Cystic Fibrosis

CF Clinical Advisory Board

Highly respected key opinion leaders in cystic fibrosis

Synedgen’s Clinical Advisory Board includes internationally respected leaders in cystic fibrosis to guide our clinical development. This team advises appropriate design of drug administration, critiques drug development plans and trial design, and also assesses the potential impact of the drug for strategic partners and investors.

Dr. Jim Chmiel is Clinical Director of Pediatric Pulmonology at UH Rainbow Babies and Children’s Hospital, and Associate Professor of Pediatrics at Case Western Reserve University School of Medicine. His clinical expertise and research involves understanding the inflammatory response of the lung, particularly as it relates to asthma and cystic fibrosis, and the impact of anti-inflammatory therapeutics upon this response.

Dr. John Clancy is Professor of Pediatrics at the University of Cincinnati, Tom Boat Chair in Cystic Fibrosis Clinical and Translational Research, and Research Director, Division of Pulmonary Medicine at Cincinnati Children’s Hospital. He specializes in cystic fibrosis, airway cellular biology, and CFTR regulation. Dr. Clancy has served in several leadership roles at University of Alabama, Cincinnati Children’s Hospital, and within the international cystic fibrosis community.
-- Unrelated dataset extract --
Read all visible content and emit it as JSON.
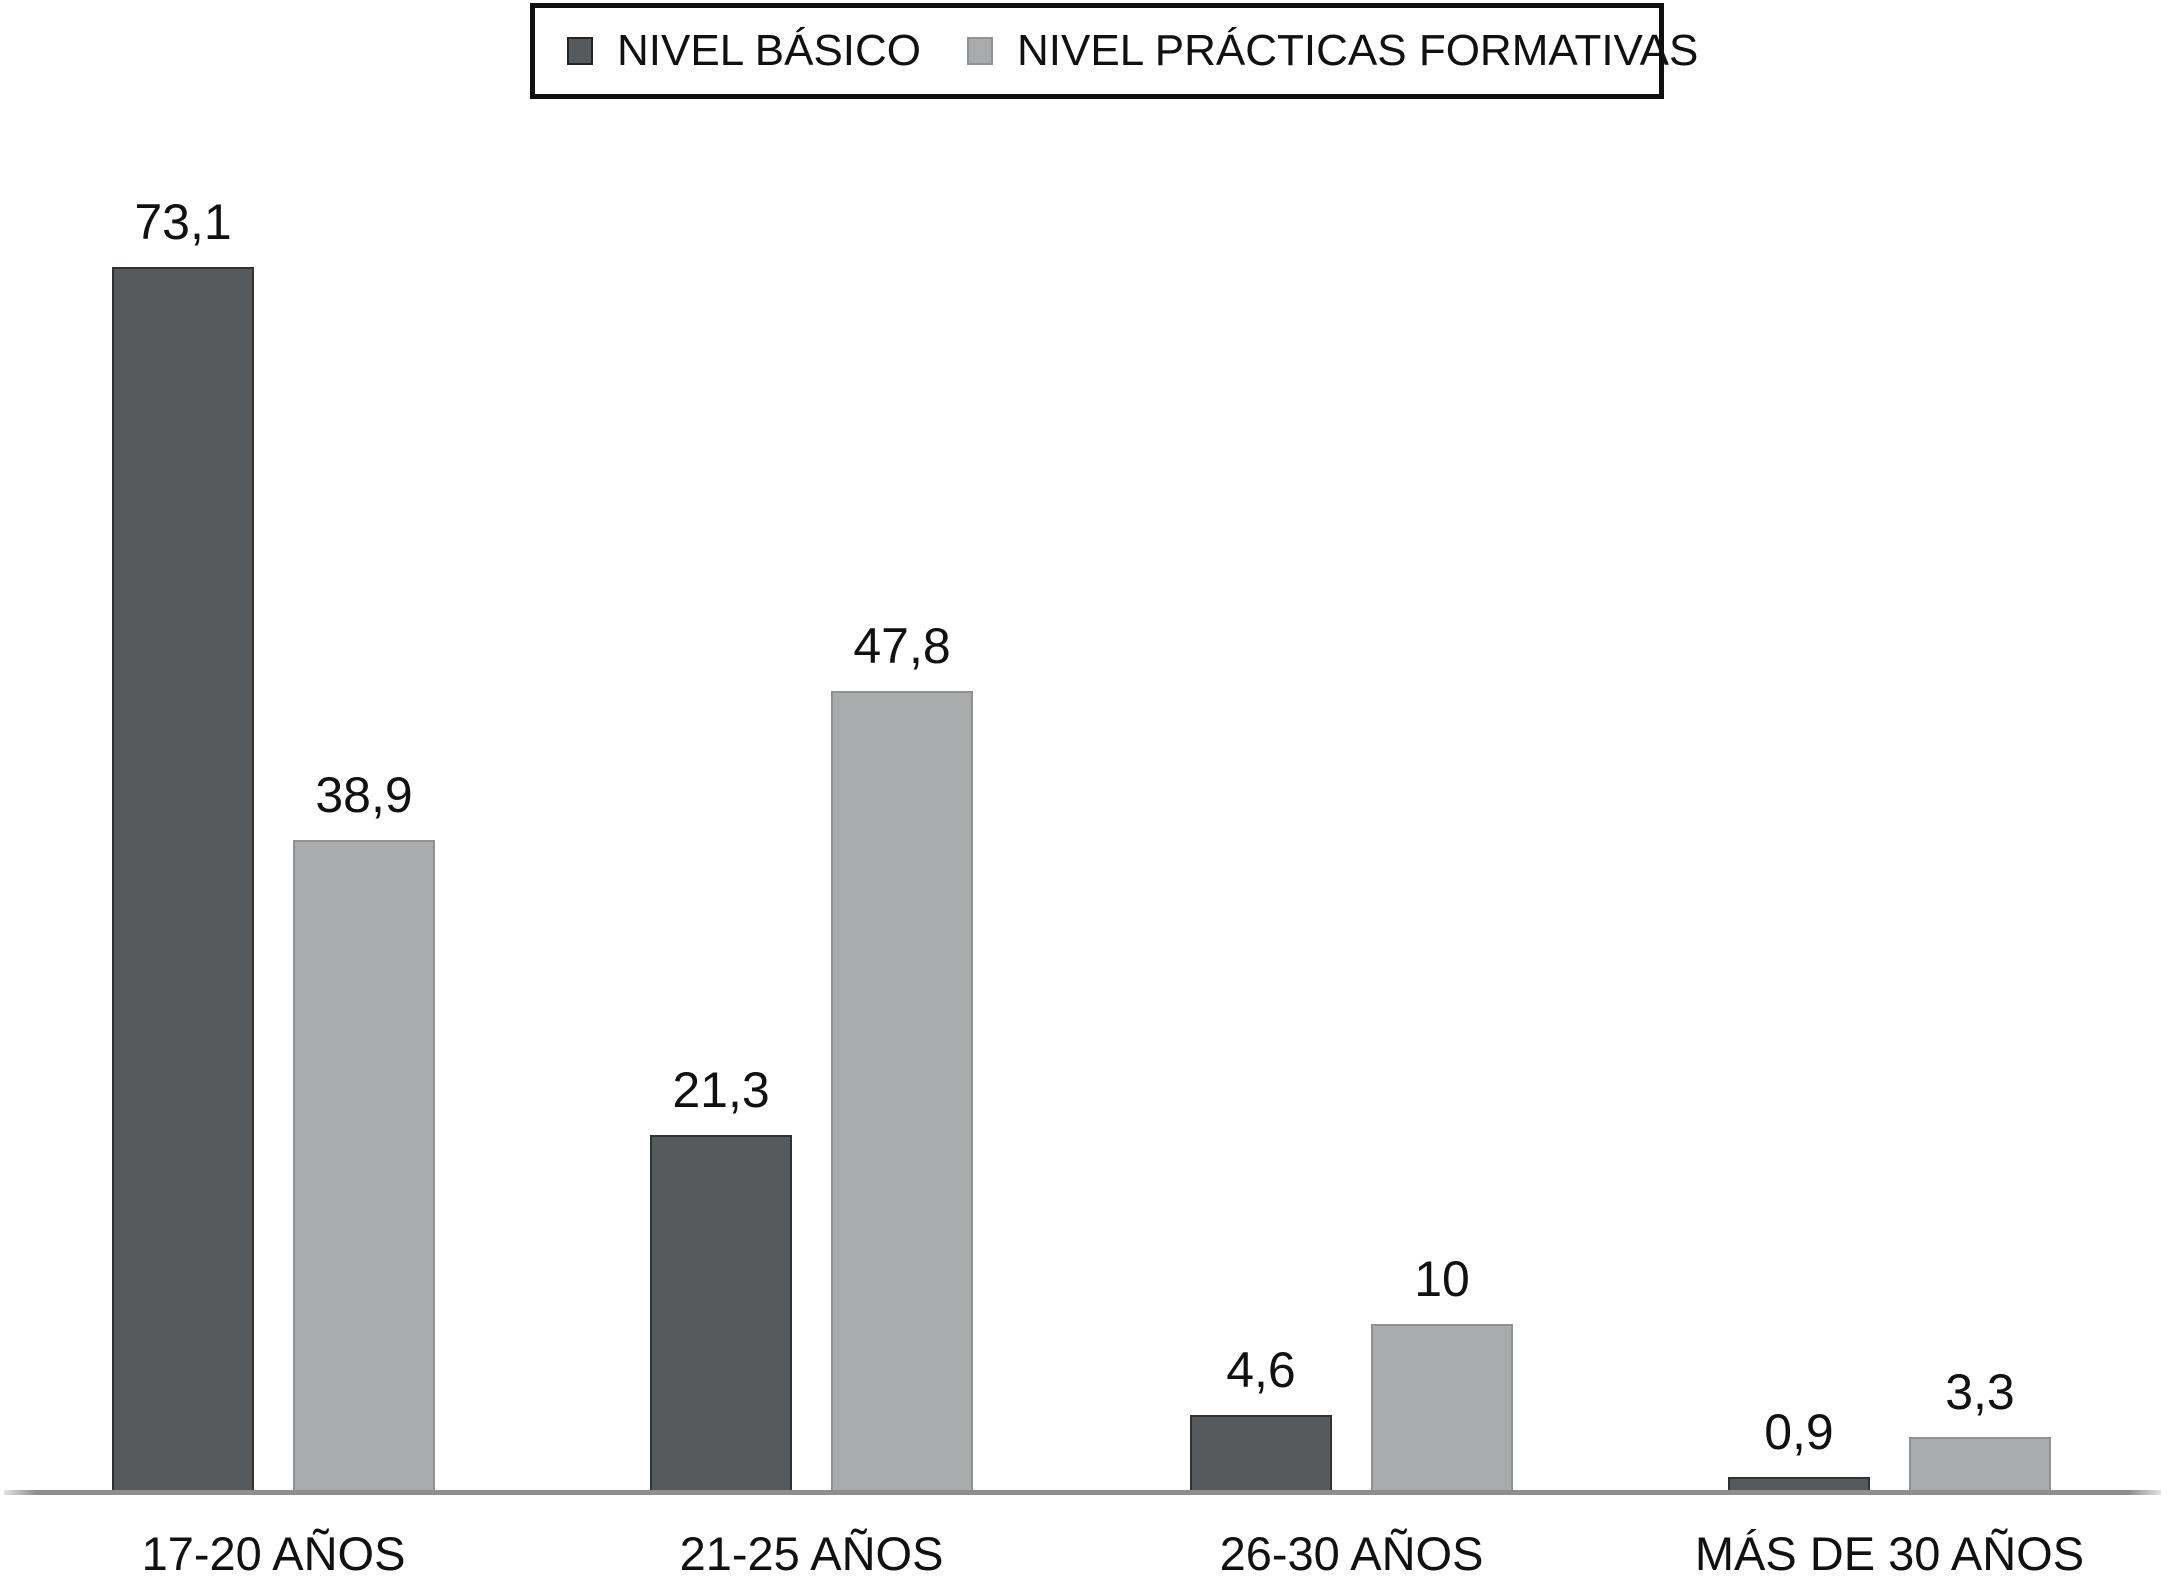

Dr. Bonnie Ramsey is the past Director of the Center for Clinical and Translational Research at Seattle Children’s Research Institute. Dr. Ramsey is co-PI of the University of Washington Institute for Translational Health Sciences, which provides extensive clinical research infrastructure at Seattle Children’s Hospital. She is Professor and Vice Chair for research in the Department of Pediatrics, and holds the Endowed Chair in Cystic Fibrosis at the University of Washington School of Medicine. Her career has focused on clinical care and research in the field of cystic fibrosis. She is internationally recognized for her work in developing new therapies for patients with cystic fibrosis and bringing them to market, most notably Tobramycin. She remains active in the CF Therapeutics Development Network that directs clinical trials throughout the United States.

Dr. Steven Rowe is Professor of Pulmonary Medicine and Physiology & Biophysics at the University of Alabama at Birmingham. He currently serves as Director of the UAB CF Transition Clinic for adolescent young adults with cystic fibrosis, and Director of the CFF Therapeutics Development Network, Center for CFTR Detection. Dr. Rowe specializes in developing new treatments for cystic fibrosis, and maintains expertise in the design and conduct of clinical trials targeting the basic CF defect. Dr. Rowe has an interest in biomarkers of CF, including ion transport and the relation between mucus stasis and inflammation. He also directs an International Mucus Clearance Consortium, including basic and translational scientists charged with improving the mechanistic understanding of the mucus clearance defect in cystic fibrosis, and novel means to monitor the process.